Assessing Russian Activities and Intentions in Recent Elections
Chairman Burr, Vice Chairman Warner, and members of the committee, thank you for the opportunity to appear before you today to discuss the FBI’s contributions to the early 2017 Intelligence Community Assessment, or ICA, entitled Assessing Russian Activities and Intentions in Recent Elections.
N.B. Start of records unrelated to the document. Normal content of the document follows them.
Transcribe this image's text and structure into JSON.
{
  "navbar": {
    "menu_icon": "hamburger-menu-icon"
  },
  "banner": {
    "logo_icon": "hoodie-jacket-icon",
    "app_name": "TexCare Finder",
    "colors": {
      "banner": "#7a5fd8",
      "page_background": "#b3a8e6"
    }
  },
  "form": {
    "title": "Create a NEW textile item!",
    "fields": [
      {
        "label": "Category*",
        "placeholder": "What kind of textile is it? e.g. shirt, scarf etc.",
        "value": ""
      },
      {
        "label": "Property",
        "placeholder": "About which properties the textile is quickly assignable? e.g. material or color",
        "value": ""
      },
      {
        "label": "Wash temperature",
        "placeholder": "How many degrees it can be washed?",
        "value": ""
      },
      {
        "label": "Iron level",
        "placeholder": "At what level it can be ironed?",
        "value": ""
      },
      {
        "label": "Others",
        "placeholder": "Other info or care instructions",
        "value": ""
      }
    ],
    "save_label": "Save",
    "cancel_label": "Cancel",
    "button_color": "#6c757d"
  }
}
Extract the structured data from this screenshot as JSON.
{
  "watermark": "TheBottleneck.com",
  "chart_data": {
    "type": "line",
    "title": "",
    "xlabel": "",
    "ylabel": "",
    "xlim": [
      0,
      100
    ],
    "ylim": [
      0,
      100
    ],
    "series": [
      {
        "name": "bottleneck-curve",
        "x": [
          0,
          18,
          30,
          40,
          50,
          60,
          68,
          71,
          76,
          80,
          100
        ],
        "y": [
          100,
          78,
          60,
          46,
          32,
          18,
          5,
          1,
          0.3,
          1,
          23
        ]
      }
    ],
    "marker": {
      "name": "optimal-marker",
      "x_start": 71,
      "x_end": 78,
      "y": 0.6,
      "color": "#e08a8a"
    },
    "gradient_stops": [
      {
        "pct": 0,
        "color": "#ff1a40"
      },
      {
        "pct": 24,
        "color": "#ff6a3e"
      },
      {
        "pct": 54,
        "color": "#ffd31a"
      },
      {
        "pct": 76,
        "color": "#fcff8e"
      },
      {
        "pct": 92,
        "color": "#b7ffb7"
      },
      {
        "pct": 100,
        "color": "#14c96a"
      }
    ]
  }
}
As the committee is well aware, the ICA was a joint effort between the Office of the Director of National Intelligence, the CIA, the National Security Agency (NSA), and the FBI, in collaboration with the Department of Homeland Security (DHS) and other U.S. government stakeholders. In light of the interagency nature of this product—consistent with interagency agreements on the ICA—I will speak only to portions of the ICA as to which the FBI made substantial contributions in sourcing or analysis. As the committee and the American public are aware, the full version of the ICA is highly classified and derived from exceptionally sensitive sources and methods. Nonetheless, I am pleased to be here today to discuss the unclassified version of the report and the FBI’s findings and contributions.
Russia’s 2016 presidential election influence effort was its boldest to date in the United States. Moscow employed a multi-faceted approach intended to undermine confidence in our democratic process. Russia’s activities included efforts to discredit Secretary Clinton and to publicly contrast her unfavorably with President Trump. This Russian effort included the weaponization of stolen cyber information, the use of Russia’s English-language state media as a strategic messaging platform, and the mobilization of social media bots and trolls to spread disinformation and amplify Russian messaging.
The FBI’s direct contributions to the ICA included FBI collection and analysis that attributed cyber attacks against U.S. political institutions and state election infrastructure specifically to the Russian Intelligence Services. We also provided historic insight into prior Russian active measures targeting our elections. The FBI was afforded access to our partners’ collection to complete the ICA, access that we gladly reciprocated to ensure that the joint team drafting the report benefited from the entire Intelligence Community’s insights into these matters.
One of the FBI’s primary strengths in contributing to the ICA was our history investigating Russia’s intelligence operations within the United States. As articulated in the ICA, reckoning with Russian efforts to influence our elections or political processes is not a new challenge.
Traditionally, these influence efforts leveraged forged documents, newspaper placements, and other publications to smear candidates who advocated positions contrary to Russia’s strategic interests. Following the Cold War, Russian intelligence efforts related to U.S. elections focused primarily on foreign intelligence collection intended to help Russian leaders understand a new administration’s plans and priorities.
The FBI also brought insights and expertise to the ICA’s judgments on Russian cyber activities. While I cannot, in this setting, discuss the FBI’s sensitive sources and methods that underpinned our judgments, we welcome our continued engagement with the committee and its staff on these matters in closed session. I will highlight the attribution to the Russian General Staff Main Intelligence Directorate (GRU) of the cyber intrusions into the Democratic National Committee (DNC) and the correlation of data exfiltrated from the DNC to the information later posted on DCLeaks.com.
Beyond the specific scope of the ICA, I am pleased to be joined by my colleagues from DHS, with whom we closely collaborated in the run-up to the election to protect our voting infrastructure and ensure American confidence in our election. Thank you for this opportunity to testify. I look forward to your questions.